Eight grid squares of curated normalcy and corporate ruin, where Wholesome's green towers stand beside the collapsed campuses of a previous empire.

[20-C]
The Complex Ruins

The remains of the tech campus that once employed tens of thousands — partially collapsed buildings in cheerful primary colors, their indoor climbing walls and meditation pods now occupied by scavenger crews who appreciate the irony. The campus was designed to be a self-contained world, and in a sense it still is: the cafeterias serve as communal kitchens, the bike paths as patrol routes, the open-plan offices as dormitories. Nearby, the Cathedral — a hangar large enough to house airships — stands as the single largest enclosed structure in the southern Sprawl, its cavernous interior used for everything from black markets to revival meetings depending on who controls the doors that week. The Silicon Corridor's northern terminus begins here, connecting the Complex Ruins to Helix territory to the northwest.

Landmarks

  • The Complex Ruins — Partially collapsed tech campus. Scavenger territory.
  • The Cathedral — Massive airship hangar — generates its own weather inside.
[20-E]

The Ring

94.5 km²
The Ring

The circular corporate campus — a perfect ring of glass and steel a kilometer in diameter, its central courtyard now a controlled agricultural zone where Nexus runs experimental cultivation under transparent panels that were originally skylights. The building's distinctive shape makes it visible from every elevated point in the sector, a landmark that functions as both navigation aid and corporate statement. The interior corridors form an endless loop that workers walk in shifts, the architecture designed for a company that no longer exists but whose building proved too useful to abandon. Nexus claimed it early, fortified the entrances, and turned the world's most expensive office building into the world's most overengineered greenhouse. The Southern Plain stretches beyond the Ring's eastern perimeter, flat agricultural land fading toward the valley floor.

Landmarks

  • The Ring — Circular corporate campus repurposed as biocontainment facility.
  • The Southern Plain — Flat valley floor, once agricultural, now Wholesome's agri-dome territory.
  • The Corridor — Primary surface transit route through the Peninsula and Silicon Corridor.
  • The Silicon Corridor — The tech heartland rebranded — 'Silicon' survived the Cascade.
  • +1 more
[20-D]

The Greenhaus

111.0 km²
The Greenhaus

The Greenhaus campus — Wholesome Corporation's agri-industrial headquarters, where vertical farm towers and processing plants occupy a manicured campus that projects agricultural abundance with religious conviction.

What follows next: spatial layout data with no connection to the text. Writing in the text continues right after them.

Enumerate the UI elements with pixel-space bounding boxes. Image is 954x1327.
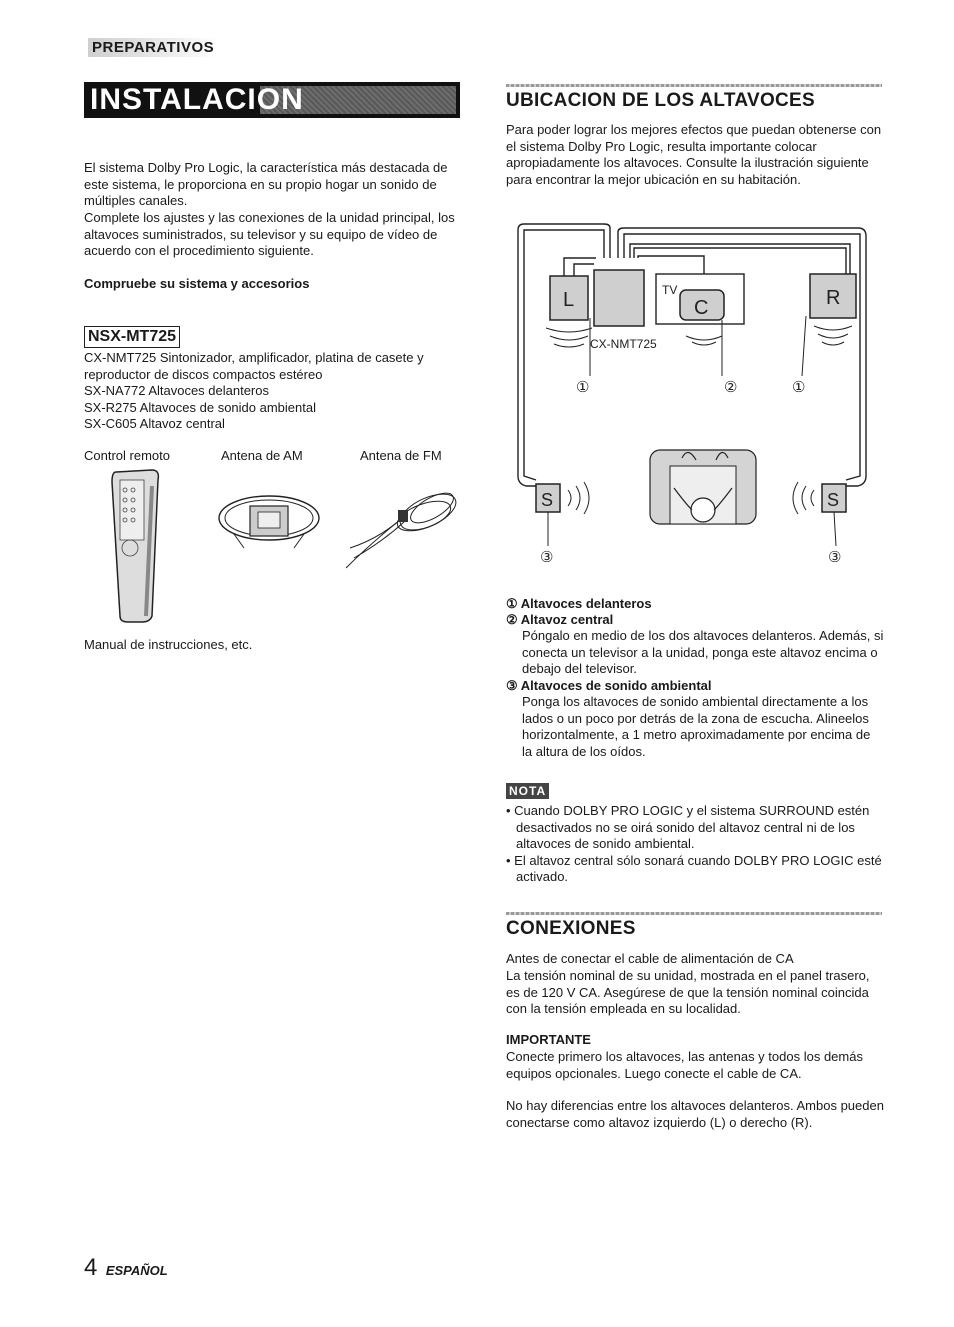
legend-surround: ③ Altavoces de sonido ambiental xyxy=(506,678,712,693)
component-item: CX-NMT725 Sintonizador, amplificador, platina de casete y reproductor de discos compactos estéreo xyxy=(84,350,424,382)
conexiones-heading: CONEXIONES xyxy=(506,918,636,939)
callout-2: ② xyxy=(724,379,738,396)
footer-language: ESPAÑOL xyxy=(105,1263,168,1278)
callout-3-right: ③ xyxy=(828,549,842,566)
manual-label: Manual de instrucciones, etc. xyxy=(84,637,253,652)
speaker-label-s-left: S xyxy=(541,490,554,510)
speaker-placement-diagram xyxy=(506,218,876,578)
intro-paragraph-2: Complete los ajustes y las conexiones de la unidad principal, los altavoces suministrados, su televisor y su equipo de vídeo de acuerdo con el procedimiento siguiente. xyxy=(84,210,455,258)
unit-label: CX-NMT725 xyxy=(590,337,657,351)
main-unit xyxy=(594,270,644,326)
page-number: 4 xyxy=(84,1254,98,1281)
accessory-label-remote: Control remoto xyxy=(84,448,170,463)
components-list xyxy=(84,350,464,433)
nota-list xyxy=(506,803,884,886)
speaker-label-r: R xyxy=(826,287,841,309)
legend-center: ② Altavoz central xyxy=(506,612,614,627)
importante-heading: IMPORTANTE xyxy=(506,1032,591,1047)
check-heading: Compruebe su sistema y accesorios xyxy=(84,276,310,291)
model-badge: NSX-MT725 xyxy=(84,326,180,348)
am-antenna-icon xyxy=(214,490,324,555)
speaker-heading: UBICACION DE LOS ALTAVOCES xyxy=(506,90,815,111)
legend-front: ① Altavoces delanteros xyxy=(506,596,652,611)
divider-conexiones xyxy=(506,912,882,915)
callout-1-right: ① xyxy=(792,379,806,396)
tv-label: TV xyxy=(662,283,678,297)
page-footer xyxy=(84,1254,168,1282)
speaker-label-c: C xyxy=(694,297,709,319)
page-title: INSTALACION xyxy=(90,83,304,116)
importante-text: Conecte primero los altavoces, las antenas y todos los demás equipos opcionales. Luego conecte el cable de CA. xyxy=(506,1049,863,1081)
component-item: SX-NA772 Altavoces delanteros xyxy=(84,383,269,398)
speaker-label-s-right: S xyxy=(827,490,840,510)
component-item: SX-R275 Altavoces de sonido ambiental xyxy=(84,399,316,415)
callout-3-left: ③ xyxy=(540,549,554,566)
nota-item: • El altavoz central sólo sonará cuando DOLBY PRO LOGIC esté activado. xyxy=(506,852,882,884)
remote-control-icon xyxy=(106,466,166,626)
final-note: No hay diferencias entre los altavoces delanteros. Ambos pueden conectarse como altavoz izquierdo (L) o derecho (R). xyxy=(506,1098,884,1130)
nota-item: • Cuando DOLBY PRO LOGIC y el sistema SURROUND estén desactivados no se oirá sonido del altavoz central ni de los altavoces de sonido ambiental. xyxy=(506,803,870,851)
legend-surround-text: Ponga los altavoces de sonido ambiental directamente a los lados o un poco por detrás de la zona de escucha. Alineelos horizontalmente, a 1 metro aproximadamente por encima de la altura de los oídos. xyxy=(522,694,871,759)
legend-center-text: Póngalo en medio de los dos altavoces delanteros. Además, si conecta un televisor a la unidad, ponga este altavoz encima o debajo del televisor. xyxy=(522,628,884,676)
page-title-bar xyxy=(84,82,460,118)
component-item: SX-C605 Altavoz central xyxy=(84,416,225,431)
speaker-intro: Para poder lograr los mejores efectos que puedan obtenerse con el sistema Dolby Pro Logic, resulta importante colocar apropiadamente los altavoces. Consulte la ilustración siguiente para encontrar la mejor ubicación en su habitación. xyxy=(506,122,882,187)
conexiones-text: Antes de conectar el cable de alimentación de CA xyxy=(506,951,794,966)
fm-antenna-icon xyxy=(340,478,465,573)
nota-badge: NOTA xyxy=(506,783,549,799)
section-label: PREPARATIVOS xyxy=(88,38,218,57)
callout-1-left: ① xyxy=(576,379,590,396)
intro-paragraph-1: El sistema Dolby Pro Logic, la característica más destacada de este sistema, le proporciona en su propio hogar un sonido de múltiples canales. xyxy=(84,160,448,208)
listener-figure xyxy=(650,450,756,524)
divider-top xyxy=(506,84,882,87)
speaker-label-l: L xyxy=(563,289,575,311)
accessory-label-am: Antena de AM xyxy=(221,448,303,463)
conexiones-text-2: La tensión nominal de su unidad, mostrada en el panel trasero, es de 120 V CA. Asegúrese de que la tensión nominal coincida con la tensión empleada en su localidad. xyxy=(506,968,870,1016)
accessory-label-fm: Antena de FM xyxy=(360,448,442,463)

The Longline and The Corridor run through the campus perimeter, connecting Wholesome's distribution networks to the peninsula transit spine. The food is real. The wholesomeness is manufactured.

Locations

  • Wholesome Corporation HQ — Sprawling agri-campus. Vertical farms surround the corporate center.
[20-A]

The Model Block

146.6 km²
The Model Block

Northern residential grid, maintained to Wholesome standards — clean streets, functioning streetlights, approved community messaging on every surface.

[20-B]

The Delivery Corridor

140.8 km²
The Delivery Corridor

Western buffer between the vertical farms and the peninsula foothills, where delivery corridors connect the Greenhaus to distribution networks.

[20-F]

The Mesh Fields

141.5 km²
The Mesh Fields

Southern agri-zone, open-field cultivation under protective mesh, the last managed land before the terrain gives way to scrub.

[20-G]

The Drain Edge

150.9 km²
The Drain Edge

Eastern transition strip between the Deep South Sprawl and the marshland border, where Wholesome's influence fades and the ground softens.

[20-H]

The Shift Houses

118.6 km²
The Shift Houses

Suburban periphery, tract homes converted to worker housing, the lawns still mowed on Wholesome's maintenance schedule.